In order to receive a Swiss loan, a regular income is usually the most important requirement. There is no Schufa query and the loan is not recorded in the Schufa. This means that the loan remains invisible to other banks, which is a decisive advantage for borrowers who do not want to further worsen their credit rating with German banks. In particular, people with ongoing debt collection proceedings or negative entries in the Schufa can receive financial support without having to fear further negative effects on their credit rating.
However, borrowers should note that interest rates on Swiss loans are often higher than on conventional loans. This is because banks take a higher risk if they do not carry out a Schufa check. Nevertheless, a Swiss loan can be a sensible solution if other options are not available.
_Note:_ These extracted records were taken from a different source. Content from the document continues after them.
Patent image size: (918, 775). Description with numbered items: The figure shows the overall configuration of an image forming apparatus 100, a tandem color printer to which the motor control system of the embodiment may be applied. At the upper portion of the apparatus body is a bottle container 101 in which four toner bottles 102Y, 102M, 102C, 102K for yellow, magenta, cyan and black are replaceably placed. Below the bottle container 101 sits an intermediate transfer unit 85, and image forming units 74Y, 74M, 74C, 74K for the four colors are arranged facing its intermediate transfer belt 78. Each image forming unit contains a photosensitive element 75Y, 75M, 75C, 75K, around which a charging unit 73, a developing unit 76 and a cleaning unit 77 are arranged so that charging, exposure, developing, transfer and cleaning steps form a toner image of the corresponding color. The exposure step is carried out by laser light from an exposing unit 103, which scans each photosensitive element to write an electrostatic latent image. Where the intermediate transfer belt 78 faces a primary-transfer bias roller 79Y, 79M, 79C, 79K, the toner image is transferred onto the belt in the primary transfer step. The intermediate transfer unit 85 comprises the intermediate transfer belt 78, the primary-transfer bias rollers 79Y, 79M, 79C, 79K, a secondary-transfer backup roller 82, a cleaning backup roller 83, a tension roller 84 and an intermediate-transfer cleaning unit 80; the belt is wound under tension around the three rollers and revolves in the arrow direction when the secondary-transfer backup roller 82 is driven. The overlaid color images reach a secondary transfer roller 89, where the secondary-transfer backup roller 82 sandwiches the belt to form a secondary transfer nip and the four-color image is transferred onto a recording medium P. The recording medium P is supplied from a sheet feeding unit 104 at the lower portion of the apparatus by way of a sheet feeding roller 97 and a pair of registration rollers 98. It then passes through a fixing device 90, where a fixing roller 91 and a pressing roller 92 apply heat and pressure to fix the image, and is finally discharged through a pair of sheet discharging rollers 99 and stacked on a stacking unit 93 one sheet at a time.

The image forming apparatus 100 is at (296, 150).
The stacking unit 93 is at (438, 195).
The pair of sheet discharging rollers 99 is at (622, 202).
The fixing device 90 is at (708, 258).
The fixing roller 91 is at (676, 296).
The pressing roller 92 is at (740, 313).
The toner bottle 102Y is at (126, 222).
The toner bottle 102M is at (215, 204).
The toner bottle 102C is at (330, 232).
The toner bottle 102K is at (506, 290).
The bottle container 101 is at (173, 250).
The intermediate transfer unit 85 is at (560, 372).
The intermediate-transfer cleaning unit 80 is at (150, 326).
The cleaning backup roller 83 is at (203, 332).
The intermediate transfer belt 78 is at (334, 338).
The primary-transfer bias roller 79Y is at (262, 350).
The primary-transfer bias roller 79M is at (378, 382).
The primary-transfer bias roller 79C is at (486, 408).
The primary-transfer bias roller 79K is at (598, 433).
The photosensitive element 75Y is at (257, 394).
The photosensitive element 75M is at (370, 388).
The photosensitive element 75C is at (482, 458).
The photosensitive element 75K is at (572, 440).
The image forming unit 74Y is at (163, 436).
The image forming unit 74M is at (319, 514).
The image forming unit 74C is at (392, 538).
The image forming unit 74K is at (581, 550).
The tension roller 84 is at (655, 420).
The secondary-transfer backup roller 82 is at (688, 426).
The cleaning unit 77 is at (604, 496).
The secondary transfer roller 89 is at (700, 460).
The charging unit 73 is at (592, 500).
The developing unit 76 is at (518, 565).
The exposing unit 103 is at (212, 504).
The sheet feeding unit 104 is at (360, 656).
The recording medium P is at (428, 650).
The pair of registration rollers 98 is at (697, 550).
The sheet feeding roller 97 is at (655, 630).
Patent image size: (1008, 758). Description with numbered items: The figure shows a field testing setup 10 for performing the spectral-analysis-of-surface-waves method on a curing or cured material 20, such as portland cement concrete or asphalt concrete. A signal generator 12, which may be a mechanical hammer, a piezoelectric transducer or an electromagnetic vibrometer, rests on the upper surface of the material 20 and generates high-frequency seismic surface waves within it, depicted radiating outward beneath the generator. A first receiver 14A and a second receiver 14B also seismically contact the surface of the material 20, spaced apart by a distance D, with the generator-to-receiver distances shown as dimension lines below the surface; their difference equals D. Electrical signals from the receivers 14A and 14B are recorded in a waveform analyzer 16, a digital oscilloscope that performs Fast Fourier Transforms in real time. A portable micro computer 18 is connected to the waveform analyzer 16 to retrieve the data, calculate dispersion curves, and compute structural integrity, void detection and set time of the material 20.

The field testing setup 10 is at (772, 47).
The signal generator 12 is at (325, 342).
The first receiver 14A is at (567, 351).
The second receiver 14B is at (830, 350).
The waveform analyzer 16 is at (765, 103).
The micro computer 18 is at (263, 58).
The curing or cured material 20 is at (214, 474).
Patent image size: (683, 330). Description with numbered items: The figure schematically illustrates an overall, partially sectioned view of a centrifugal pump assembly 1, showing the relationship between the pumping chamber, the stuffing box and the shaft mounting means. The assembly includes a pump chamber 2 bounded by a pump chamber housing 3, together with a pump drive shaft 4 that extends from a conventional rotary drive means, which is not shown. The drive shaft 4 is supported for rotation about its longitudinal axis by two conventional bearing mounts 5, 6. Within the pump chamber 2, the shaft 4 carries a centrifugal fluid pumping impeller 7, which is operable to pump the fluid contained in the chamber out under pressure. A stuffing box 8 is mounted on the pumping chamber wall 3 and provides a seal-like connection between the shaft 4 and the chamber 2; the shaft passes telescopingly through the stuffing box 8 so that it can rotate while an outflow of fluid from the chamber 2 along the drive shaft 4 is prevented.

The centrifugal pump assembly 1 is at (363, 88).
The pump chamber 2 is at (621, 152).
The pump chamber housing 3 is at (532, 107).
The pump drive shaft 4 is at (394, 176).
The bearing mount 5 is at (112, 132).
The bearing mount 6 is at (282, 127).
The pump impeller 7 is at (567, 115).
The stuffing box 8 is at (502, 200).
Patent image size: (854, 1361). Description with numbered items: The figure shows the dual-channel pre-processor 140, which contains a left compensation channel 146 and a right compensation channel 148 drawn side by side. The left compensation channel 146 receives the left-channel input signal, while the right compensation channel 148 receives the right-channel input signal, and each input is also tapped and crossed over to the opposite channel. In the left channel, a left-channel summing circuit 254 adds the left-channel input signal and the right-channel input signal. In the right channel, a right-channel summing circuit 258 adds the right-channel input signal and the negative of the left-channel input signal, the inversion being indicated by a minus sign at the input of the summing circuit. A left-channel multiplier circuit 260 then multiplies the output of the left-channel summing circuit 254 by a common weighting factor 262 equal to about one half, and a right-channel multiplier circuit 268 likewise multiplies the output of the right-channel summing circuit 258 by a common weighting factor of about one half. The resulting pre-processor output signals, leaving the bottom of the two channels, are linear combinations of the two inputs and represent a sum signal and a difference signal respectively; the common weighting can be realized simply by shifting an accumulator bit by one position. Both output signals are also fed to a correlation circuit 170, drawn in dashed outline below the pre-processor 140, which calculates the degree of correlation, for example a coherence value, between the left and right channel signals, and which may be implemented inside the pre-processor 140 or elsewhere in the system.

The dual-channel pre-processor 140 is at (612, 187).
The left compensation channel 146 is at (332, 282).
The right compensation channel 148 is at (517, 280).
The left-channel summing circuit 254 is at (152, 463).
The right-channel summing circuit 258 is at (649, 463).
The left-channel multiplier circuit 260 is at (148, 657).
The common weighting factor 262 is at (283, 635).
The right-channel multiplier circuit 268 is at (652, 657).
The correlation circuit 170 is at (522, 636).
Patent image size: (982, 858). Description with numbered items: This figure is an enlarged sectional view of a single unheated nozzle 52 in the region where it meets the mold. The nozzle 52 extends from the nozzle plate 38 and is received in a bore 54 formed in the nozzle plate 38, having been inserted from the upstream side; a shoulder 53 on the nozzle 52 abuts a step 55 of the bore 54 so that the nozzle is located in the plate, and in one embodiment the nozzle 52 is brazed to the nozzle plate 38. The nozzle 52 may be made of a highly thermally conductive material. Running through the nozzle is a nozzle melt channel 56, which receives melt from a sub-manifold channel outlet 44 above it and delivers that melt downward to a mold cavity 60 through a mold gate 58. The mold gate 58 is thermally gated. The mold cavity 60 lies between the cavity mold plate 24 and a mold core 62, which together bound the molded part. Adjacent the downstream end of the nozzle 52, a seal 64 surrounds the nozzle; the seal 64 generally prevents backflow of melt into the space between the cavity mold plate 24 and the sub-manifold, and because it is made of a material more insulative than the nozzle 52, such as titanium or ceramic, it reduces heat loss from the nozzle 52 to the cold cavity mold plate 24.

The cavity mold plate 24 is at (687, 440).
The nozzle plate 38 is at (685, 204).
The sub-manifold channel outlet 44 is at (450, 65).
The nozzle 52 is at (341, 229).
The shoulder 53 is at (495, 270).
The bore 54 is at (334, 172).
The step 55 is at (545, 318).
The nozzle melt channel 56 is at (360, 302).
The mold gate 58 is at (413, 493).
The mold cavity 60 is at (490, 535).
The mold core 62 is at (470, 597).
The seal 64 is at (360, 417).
Debt restructuring despite bad Schufa
Debt restructuring means that existing loans or other liabilities are replaced by a new loan. The aim is to improve the conditions, be it through lower interest rates or a longer term in order to reduce the monthly burden.
Refinancing despite Schufa and debt collection – is that possible? Even if a bad Schufa is present, debt restructuring is not out of the question. Particularly in cases where there are several loans, overdrafts or outstanding bills, debt restructuring can be useful in order to consolidate the financial situation. Many of those affected who already have debt collection cases or dunning proceedings ongoing could reduce their monthly burden through debt restructuring and thus achieve financial relief.
When does debt restructuring make sense?
Debt restructuring can be particularly useful if the interest burden on existing loans is very high or if several different loans have to be serviced. In such cases, a single loan with better conditions can help to reduce the financial burden. Even if there is already a negative Schufa entry, it should be checked whether the financial pressure can be reduced by debt restructuring.
It is important that the debt restructuring is completed under more favorable conditions than the existing liabilities. Before a decision is made, the current interest rates on the loans should be compared with the interest rates on the new loan. Any fees that could be incurred if existing loans are repaid early must also be included in the calculation. Some banks charge a so-called prepayment penalty if a loan is repaid early. These costs should be taken into account to ensure that the debt restructuring actually leads to financial relief.